The speed of Rosetta will also depend a lot on your perspective. Yes, if you’re upgrading to an Intel-based iMac from an iMac G5 you bought just a few months ago, all of your non-Universal software will run at half speed. But if you’re upgrading from a two- or three-year-old iMac, the speed difference may be much less noticeable.
The speed of applications running under Rosetta will be something to keep in mind, especially when it comes to the forthcoming release of the
MacBook Pro. The users of that professional-level laptop are far more likely to demand serious speed from their applications; if there’s no Universal version of Photoshop available at the time, professional photographers may balk at the idea of running Photoshop at a fraction of its speed.
What it means
If you talk to both Apple and Intel, they’ll tell you that the Intel Core Duo is a processor designed for laptops, providing a compromise between performance and good power-consumption and heat-generation characteristics. And so the Core Duo processor in these new iMacs (as well as the forthcoming MacBook Pro) is clearly not meant to be the be-all, end-all when it comes to raw computing power.
That’s one reason why Apple’s initial speed claims of doubled performance (with some tests running showing as much as a 3x speed boost) were so breathtaking, since they were coming from a chip meant to run small and cool. Unfortunately, our tests suggest that the remarkable results of Apple’s published tests aren’t reflected in most of the real-world applications we tested. Based on our initial tests, the new Core-Duo-based iMac seems to be 10 to 20 percent percent faster than its predecessor when it comes to native applications, with some select tasks showing improvement above and beyond that.
Potential iMac buyers who predominantly rely on applications that aren’t available in Universal versions (or, for that matter, those who rely on Classic, which is incompatible with Intel-based Macs) will likely not be interested in these first Intel systems. Running a handful of programs in Rosetta seems reasonable, but if you rely on numerous applications that aren’t yet Universal, it’s probably wise to wait.
After running these tests, several questions come to mind—and they impact the entire Mac product line, not just the iMac. How optimized is Mac OS X 10.4.4 for Intel processors, and will Apple be able to improve performance on these systems over time? Is there room for improvement in the optimization of individual applications, or is this all we’re going to get? How quickly will Intel improve processor performance from here, both in the Core Duo line and in other chip lines that will wend their way into future Apple products?
We don’t have all those answers yet, although several conversations with Apple representatives have suggested that developers will be able to improve the performance of their software as they become more comfortable with the new Intel architecture.

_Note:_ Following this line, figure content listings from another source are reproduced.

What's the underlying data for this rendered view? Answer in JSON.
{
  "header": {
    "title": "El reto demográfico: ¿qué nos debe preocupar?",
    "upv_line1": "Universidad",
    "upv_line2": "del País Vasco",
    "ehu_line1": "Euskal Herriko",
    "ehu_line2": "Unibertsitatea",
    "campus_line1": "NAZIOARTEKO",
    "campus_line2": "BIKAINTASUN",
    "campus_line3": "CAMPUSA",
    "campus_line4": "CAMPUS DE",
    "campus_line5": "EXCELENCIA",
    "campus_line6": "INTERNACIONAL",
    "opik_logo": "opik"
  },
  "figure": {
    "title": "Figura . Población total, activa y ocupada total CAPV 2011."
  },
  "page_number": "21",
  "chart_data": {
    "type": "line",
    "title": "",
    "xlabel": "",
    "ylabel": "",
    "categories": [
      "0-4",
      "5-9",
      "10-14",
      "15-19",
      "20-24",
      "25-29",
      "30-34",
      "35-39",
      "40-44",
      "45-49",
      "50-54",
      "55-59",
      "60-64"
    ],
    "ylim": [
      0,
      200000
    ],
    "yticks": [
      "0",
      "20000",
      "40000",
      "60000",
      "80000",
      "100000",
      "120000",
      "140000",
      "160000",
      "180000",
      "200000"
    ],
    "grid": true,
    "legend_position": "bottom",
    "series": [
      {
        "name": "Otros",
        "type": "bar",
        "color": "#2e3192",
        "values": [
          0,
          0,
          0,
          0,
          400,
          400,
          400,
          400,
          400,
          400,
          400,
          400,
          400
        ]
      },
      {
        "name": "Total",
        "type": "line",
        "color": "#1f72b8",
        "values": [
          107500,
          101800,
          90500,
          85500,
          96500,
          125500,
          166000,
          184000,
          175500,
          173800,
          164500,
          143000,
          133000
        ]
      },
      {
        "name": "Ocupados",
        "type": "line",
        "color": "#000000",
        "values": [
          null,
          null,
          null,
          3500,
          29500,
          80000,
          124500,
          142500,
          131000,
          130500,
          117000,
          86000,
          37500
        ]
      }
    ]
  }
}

Even Apple’s own freshly-released iLife ’06 applications could stand to be better optimized—and Apple representatives admitted as much to us.
How much speed can be wrung out of future improvements to software and the operating system itself? We simply don’t know. There’s reason for hope, but there’s much more testing to be done, many more Universal applications to be written, and more Mac OS X system updates to be released.
[ Jason Snell is the editorial director of Macworld . ]
(Updated on January 18 at 4:46 PM ET to add “times faster than” equivalents to charts. Updated again at 5:35 PM ET to attempt to clarify percentages slower v. percentages faster v. times as fast. Updated on January 20 at 1:43 PM ET to correct a line in the story text which switched the description of two iPhoto tests.)